Palavras-chaves: Obrigações. Inadimplemento. Coação. Multa cominatória. Astreintes. Pagamento.

Sumário: Apresentação; 1. Das obrigações em geral; 1.1. Das formas de resolução; 1.2. Do inadimplemento e suas conseqüências; 2. Do processo de execução. 2.1. Conceito e origem; 2.2. Meios de realização executivas. 2.3. Meios de coerção executivas; Do astreinte. 3.1. Origem e conceito. 3.2. Escopo. 3.3. Adequação e limites. Conclusão. Bibliografia.

APRESENTAÇÃO[1]

O homem, como apontava Aristóteles, é um ser social, por isto organizou-se em sociedade e esta é decorrência da natureza humana. Porém, uma vez que passou a viver em sociedade, desenvolveu diversas formas de relacionar-se e de estabelecer vínculos, uns com os outros. Com o passar dos anos, décadas, séculos, esse mecanismo passou a se tornar cada vez mais complexo, necessitando de profundas regulamentações para que se pudesse garantir a paz social.

Na sociedade contemporânea, raramente encontra-se um vínculo que não remeta a alguma idéia economicamente apreciável. Ou seja, vivemos numa geração consumista e em decadência, pois não conseguimos sustentar o estilo de vida que nós mesmos criamos ou nos submetemos.

Diante desse complexo e conturbado organismo os governos tem-se ocupado em garantir a estabilidade da economia muitas vezes tutelando a inadimplência, pois cada vez que há uma quebra na cadeia de credores e devedores todo o organismo social é prejudicado.
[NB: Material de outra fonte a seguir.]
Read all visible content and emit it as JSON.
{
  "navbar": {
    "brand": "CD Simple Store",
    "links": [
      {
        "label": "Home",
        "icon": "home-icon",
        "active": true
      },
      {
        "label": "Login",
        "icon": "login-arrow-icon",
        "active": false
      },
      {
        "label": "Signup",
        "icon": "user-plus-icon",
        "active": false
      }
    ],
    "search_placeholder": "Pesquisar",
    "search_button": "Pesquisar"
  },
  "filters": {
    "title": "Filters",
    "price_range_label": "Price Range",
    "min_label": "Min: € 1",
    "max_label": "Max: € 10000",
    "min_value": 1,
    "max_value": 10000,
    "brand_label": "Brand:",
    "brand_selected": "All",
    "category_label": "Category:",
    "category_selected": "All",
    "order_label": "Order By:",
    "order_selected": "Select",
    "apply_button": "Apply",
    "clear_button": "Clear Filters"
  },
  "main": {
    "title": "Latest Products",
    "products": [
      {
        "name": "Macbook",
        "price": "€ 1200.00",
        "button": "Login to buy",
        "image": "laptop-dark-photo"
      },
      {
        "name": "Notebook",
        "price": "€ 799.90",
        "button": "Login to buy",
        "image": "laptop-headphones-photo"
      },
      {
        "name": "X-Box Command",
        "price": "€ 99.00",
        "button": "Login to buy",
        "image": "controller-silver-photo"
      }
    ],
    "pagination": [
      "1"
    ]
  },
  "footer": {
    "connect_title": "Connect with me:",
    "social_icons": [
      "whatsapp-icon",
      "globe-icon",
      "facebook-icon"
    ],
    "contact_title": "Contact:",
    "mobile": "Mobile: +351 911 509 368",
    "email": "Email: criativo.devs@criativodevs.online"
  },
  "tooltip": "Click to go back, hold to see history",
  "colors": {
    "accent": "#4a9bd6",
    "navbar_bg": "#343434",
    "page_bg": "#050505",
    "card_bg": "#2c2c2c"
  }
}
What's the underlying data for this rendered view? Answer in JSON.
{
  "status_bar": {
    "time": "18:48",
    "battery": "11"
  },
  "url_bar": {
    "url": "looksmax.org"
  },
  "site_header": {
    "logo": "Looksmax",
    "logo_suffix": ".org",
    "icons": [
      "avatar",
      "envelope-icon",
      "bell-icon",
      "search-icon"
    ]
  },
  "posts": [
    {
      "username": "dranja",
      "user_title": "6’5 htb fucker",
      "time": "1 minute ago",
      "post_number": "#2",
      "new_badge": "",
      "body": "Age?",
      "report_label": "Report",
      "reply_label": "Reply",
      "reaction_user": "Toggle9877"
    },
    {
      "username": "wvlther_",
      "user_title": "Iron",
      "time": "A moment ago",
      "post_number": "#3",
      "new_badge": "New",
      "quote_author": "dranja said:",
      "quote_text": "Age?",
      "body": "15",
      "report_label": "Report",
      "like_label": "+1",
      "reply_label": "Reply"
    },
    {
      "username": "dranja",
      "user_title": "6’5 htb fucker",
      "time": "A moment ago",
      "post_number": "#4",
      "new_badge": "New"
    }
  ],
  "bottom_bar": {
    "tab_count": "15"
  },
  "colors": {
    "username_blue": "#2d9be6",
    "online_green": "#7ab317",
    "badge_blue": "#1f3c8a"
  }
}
No entanto, não se pode tutelar ou corroborar com os excessos, mas ao contrário, cada vez mais deve-se atentar para a criação de mecanismos que busquem induzir o cumprimento das obrigações pactuadas como forma de manter-se a estabilidade e a harmonia da convivência social.

O presente trabalho, assim, estuda, valendo-se da pesquisa legislativa, doutrinária e jurisprudencial, as astreintes, instrumento criado para dar efetividade do processo executivo civil de modo a impor o cumprimento de obrigações especiais através da coerção pecuniária.

1. DAS OBRIGAÇÕES EM GERAL

A sociedade, como um organismo complexo e sempre dinâmico, possui mecanismos que ligam os seus participantes entre si. No que se refere à economia, temos as obrigações como a principal fonte de circulação de riquezas. Portanto o direito buscou regulamentar com apreço tais fatos que, uma vez falhos, comparam-se a uma célula doente dentro de um organismo, no caso, o organismo social.

1.1.Das formas de resolução das obrigações

Toda obrigação, em sua origem, nasce com a finalidade de ser cumprida no tempo, modo, forma e lugar pactuados. Afinal, contraditório seria se ao firmar uma obrigação, não se tivesse como escopo justamente a realização da prestação avençada. Logo, como decorrência lógica da própria natureza da obrigação, tem-se o pagamento como principal forma de resolver uma obrigação. Este seria, sem dúvida, o encaminhamento natural e desejável a todo e qualquer tipo de pacto.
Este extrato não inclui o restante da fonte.